Introduction

Pre-emptive analgesia is a therapeutic strategy designed to relieve pain by administration of treatment in advance of pain (Woolf et al., 1993). The rationale for this approach comes from the discovery that the sensory barrage initiated by tissue damage and carried by C-fibers sets in train changes in the excitability or sensitivity of neurons within the central nervous system that outlast the initiating stimulus; the phenomenon of central sensitization (Woolf, 1983; Coderre et al., 1993; Dubner and Ruda, 1992; McMahon et al., 1993; Woolf, 1994). Central sensitization manifests as a reduction in the pain threshold, an amplification of the intensity and duration of the pain response to noxious stimuli, the spread of abnormal sensitivity to uninjured tissue, and the generation of pain by normally innocuous inputs (Torebjork et al., 1992; Koltzenburg et al., 1992, 1994; Woolf, 1995).

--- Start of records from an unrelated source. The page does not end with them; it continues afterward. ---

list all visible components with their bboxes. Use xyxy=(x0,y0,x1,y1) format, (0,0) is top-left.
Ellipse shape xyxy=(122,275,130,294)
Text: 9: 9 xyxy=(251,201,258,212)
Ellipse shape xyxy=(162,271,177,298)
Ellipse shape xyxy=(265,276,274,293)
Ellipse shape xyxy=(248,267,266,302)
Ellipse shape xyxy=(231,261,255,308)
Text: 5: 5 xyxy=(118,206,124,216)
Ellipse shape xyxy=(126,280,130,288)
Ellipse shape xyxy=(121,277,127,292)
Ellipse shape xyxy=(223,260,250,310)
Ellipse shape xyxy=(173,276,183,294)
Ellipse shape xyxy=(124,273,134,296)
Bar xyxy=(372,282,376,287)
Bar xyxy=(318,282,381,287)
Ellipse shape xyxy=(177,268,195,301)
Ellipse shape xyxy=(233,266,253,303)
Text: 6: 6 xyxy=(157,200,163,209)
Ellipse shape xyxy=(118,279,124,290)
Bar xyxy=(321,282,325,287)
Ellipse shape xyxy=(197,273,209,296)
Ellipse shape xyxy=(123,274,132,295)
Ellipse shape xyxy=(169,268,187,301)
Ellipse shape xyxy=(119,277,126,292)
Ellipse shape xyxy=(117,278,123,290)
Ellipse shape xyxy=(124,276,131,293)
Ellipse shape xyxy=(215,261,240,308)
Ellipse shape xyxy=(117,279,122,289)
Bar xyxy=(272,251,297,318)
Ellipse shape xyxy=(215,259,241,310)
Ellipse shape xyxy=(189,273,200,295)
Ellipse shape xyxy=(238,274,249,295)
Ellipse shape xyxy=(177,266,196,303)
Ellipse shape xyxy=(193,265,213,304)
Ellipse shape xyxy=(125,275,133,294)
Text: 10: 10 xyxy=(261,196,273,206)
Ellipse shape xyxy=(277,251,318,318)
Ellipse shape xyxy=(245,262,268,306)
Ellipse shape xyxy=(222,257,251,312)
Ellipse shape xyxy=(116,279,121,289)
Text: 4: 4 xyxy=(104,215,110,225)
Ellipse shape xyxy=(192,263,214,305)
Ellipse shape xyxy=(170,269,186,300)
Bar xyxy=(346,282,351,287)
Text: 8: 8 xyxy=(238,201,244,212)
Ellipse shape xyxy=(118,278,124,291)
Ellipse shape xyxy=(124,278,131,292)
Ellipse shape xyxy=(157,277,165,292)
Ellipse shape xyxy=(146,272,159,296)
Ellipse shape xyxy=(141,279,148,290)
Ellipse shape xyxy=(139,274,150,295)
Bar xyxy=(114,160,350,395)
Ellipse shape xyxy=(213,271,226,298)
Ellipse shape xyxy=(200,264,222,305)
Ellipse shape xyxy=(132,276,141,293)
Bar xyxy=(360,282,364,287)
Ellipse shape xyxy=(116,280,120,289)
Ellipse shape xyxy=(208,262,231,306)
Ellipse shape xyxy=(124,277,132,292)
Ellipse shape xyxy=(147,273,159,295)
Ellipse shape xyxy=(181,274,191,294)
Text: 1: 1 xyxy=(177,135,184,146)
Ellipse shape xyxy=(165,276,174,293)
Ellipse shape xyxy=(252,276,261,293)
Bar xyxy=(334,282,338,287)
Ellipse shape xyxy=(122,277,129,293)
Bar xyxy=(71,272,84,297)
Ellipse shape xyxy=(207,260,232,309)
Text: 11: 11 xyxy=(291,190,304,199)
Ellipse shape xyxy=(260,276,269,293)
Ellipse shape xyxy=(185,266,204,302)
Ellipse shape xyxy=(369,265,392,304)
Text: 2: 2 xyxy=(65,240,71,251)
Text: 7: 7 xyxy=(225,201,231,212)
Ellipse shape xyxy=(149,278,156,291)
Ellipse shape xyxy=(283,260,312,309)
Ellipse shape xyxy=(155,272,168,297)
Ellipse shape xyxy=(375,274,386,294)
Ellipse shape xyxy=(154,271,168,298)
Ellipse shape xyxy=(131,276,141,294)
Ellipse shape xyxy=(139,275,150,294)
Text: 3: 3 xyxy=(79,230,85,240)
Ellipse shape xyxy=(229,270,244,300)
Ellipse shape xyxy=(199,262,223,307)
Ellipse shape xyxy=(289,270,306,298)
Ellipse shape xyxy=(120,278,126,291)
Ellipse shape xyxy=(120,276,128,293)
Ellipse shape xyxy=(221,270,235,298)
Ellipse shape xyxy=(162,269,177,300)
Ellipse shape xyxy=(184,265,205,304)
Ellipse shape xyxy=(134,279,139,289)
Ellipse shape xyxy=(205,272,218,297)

If tissue damage can be anticipated, as in the case of elective surgery, there may be a clinical advantage in minimizing the establishment or maintenance of central sensitization in the intraoperative and postoperative period. Three potential approaches can be adopted to do this. The first is to block sensory inflow during surgery using regional anesthesia with sodium channel blockers to block conduction in C-nociceptor sensory fibers. The second is to target specifically those transmitters and receptors in the dorsal horn of the spinal cord responsible for initiating central sensitization with, for example, N-methy1-D-aspartic acid receptor antagonists like ketamine or neurokinin receptor antagonists to block the action of glutamate and substance P.